Dans l’élégant siège d’UBS, situé dans la Bahnhofstrasse à Zurich, le nouveau patron Ralph Hamers nous accueille sans faire de manières: «Bonjour, je m’appelle Ralph.» Sans cravate, les boutons supérieurs de sa chemise ouverts, comme dans le clip vidéo qu’il a adressé à ses plus de 72’000 employés après son entrée en fonction. Le Néerlandais souhaite amener du dynamisme dans cette banque traditionnelle. La conversation se déroule entièrement en allemand: Ralph Hamers veut apprendre la langue nationale.

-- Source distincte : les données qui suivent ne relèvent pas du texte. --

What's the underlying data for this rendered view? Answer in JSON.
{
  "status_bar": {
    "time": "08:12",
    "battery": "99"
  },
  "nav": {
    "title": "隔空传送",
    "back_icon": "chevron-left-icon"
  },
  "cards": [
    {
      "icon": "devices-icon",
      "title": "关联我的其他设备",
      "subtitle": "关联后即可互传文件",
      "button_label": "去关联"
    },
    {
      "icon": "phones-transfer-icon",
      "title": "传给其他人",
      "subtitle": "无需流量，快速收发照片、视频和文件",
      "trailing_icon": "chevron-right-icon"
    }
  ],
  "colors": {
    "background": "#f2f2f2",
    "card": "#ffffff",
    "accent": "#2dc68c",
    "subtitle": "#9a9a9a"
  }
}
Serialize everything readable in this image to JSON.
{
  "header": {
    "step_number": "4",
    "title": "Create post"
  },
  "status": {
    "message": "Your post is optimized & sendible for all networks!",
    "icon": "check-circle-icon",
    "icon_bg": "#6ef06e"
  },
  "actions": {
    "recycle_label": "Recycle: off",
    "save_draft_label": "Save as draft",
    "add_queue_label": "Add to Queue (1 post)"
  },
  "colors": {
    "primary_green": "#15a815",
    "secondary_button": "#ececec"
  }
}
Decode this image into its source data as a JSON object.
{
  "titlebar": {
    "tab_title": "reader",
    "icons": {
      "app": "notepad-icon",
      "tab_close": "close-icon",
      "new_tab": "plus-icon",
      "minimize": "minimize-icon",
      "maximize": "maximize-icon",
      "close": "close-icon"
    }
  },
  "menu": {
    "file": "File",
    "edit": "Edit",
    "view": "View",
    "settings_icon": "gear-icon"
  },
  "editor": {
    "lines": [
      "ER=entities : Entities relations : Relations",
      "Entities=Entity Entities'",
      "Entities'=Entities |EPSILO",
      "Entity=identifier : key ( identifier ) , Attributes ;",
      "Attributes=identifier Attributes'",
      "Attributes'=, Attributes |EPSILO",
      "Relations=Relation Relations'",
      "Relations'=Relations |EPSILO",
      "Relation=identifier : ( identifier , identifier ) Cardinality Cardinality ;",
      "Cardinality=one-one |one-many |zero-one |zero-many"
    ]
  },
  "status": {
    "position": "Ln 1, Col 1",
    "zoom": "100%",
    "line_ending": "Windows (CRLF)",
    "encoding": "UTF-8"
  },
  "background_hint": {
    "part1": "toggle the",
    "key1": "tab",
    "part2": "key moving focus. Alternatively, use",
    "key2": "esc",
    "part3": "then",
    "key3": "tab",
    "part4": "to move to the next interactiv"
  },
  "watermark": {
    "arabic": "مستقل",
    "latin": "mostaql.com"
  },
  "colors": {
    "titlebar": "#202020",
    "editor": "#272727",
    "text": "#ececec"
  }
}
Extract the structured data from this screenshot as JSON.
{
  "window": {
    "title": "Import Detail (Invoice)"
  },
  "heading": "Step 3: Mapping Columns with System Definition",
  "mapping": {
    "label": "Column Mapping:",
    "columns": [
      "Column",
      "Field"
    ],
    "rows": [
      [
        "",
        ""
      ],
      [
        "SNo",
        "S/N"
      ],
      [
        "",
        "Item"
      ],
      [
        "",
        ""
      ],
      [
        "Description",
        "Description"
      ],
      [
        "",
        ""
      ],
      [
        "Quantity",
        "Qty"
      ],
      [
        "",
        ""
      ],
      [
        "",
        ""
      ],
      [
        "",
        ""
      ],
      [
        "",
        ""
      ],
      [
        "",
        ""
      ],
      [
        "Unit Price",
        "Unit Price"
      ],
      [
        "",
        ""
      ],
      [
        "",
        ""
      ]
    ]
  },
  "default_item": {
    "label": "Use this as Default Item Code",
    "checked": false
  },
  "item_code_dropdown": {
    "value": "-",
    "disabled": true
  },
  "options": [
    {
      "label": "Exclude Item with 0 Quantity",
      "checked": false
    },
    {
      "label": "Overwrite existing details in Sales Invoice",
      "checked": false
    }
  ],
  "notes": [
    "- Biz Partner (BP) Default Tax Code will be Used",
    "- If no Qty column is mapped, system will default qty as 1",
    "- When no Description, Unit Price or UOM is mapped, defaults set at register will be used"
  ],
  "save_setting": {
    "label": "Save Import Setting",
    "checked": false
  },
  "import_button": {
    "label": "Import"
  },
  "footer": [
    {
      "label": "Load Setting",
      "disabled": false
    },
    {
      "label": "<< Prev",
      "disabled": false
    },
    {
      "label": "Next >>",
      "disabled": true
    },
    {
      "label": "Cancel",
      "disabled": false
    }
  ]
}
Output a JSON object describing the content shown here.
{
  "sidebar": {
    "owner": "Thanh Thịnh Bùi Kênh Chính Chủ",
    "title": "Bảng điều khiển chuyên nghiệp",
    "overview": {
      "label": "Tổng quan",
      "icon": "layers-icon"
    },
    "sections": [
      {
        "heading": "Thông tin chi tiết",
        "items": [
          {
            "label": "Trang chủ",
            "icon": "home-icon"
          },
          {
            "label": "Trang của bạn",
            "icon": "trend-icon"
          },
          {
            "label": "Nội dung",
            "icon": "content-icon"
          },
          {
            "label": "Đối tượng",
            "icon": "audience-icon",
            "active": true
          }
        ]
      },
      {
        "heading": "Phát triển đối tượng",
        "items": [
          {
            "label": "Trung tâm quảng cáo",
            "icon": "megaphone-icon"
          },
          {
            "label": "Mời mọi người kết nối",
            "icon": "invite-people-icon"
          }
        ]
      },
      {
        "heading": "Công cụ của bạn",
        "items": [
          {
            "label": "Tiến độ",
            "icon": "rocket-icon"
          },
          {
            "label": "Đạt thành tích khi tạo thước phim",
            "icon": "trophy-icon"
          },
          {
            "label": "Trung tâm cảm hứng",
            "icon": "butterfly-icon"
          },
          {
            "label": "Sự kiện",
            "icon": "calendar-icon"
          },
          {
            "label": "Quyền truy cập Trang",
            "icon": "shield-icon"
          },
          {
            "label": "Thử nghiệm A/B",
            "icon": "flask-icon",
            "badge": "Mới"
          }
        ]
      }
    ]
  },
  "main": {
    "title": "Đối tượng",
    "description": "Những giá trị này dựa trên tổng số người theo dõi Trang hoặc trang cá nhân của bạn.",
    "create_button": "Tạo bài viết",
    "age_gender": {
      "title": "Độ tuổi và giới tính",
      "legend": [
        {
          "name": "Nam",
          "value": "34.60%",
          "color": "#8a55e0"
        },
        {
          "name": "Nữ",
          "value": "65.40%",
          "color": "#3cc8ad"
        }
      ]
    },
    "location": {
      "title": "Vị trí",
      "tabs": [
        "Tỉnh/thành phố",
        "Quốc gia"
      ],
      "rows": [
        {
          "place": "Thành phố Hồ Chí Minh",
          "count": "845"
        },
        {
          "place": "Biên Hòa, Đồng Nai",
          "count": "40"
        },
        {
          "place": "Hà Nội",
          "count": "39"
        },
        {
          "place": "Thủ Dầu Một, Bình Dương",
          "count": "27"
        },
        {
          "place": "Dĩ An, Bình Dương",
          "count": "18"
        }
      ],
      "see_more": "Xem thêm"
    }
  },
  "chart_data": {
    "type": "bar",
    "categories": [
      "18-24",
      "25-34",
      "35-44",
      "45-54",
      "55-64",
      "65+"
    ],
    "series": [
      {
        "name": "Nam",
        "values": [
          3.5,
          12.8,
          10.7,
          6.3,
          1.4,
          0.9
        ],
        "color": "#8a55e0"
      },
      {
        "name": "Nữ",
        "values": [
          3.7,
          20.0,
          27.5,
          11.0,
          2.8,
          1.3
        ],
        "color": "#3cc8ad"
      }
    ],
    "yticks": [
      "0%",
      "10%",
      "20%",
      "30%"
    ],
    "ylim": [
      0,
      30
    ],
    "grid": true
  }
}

Comment avez-vous été accueilli en Suisse?
Ralph Hamers: Ma femme et moi nous sentons très à l’aise et bien accueillis. Bien sûr, j’avais imaginé mon départ différemment qu’avec une situation de pandémie et un confinement.
Les Suisses sont pourtant considérés comme des personnes plutôt réservées.
Je n’ai pas connu cela jusqu’à présent. J’ai été traité très courtoisement partout. À cause du Covid, nous n’avons pas encore pu beaucoup échanger avec les habitants, mais cela viendra. Nous nous sentons chez nous en Suisse.
Que faites-vous de votre temps libre?
J’explore la région sur mon vélo de course et je suis allé nager dans le lac de Zoug avec ma femme jusqu’en novembre. Nous nous sommes arrêtés quand la température de l’eau est tombée à 12 degrés et avons recommencé ce printemps lorsqu’elle est remontée à 16 degrés (rires).
Comment faites-vous pour apprendre l’allemand?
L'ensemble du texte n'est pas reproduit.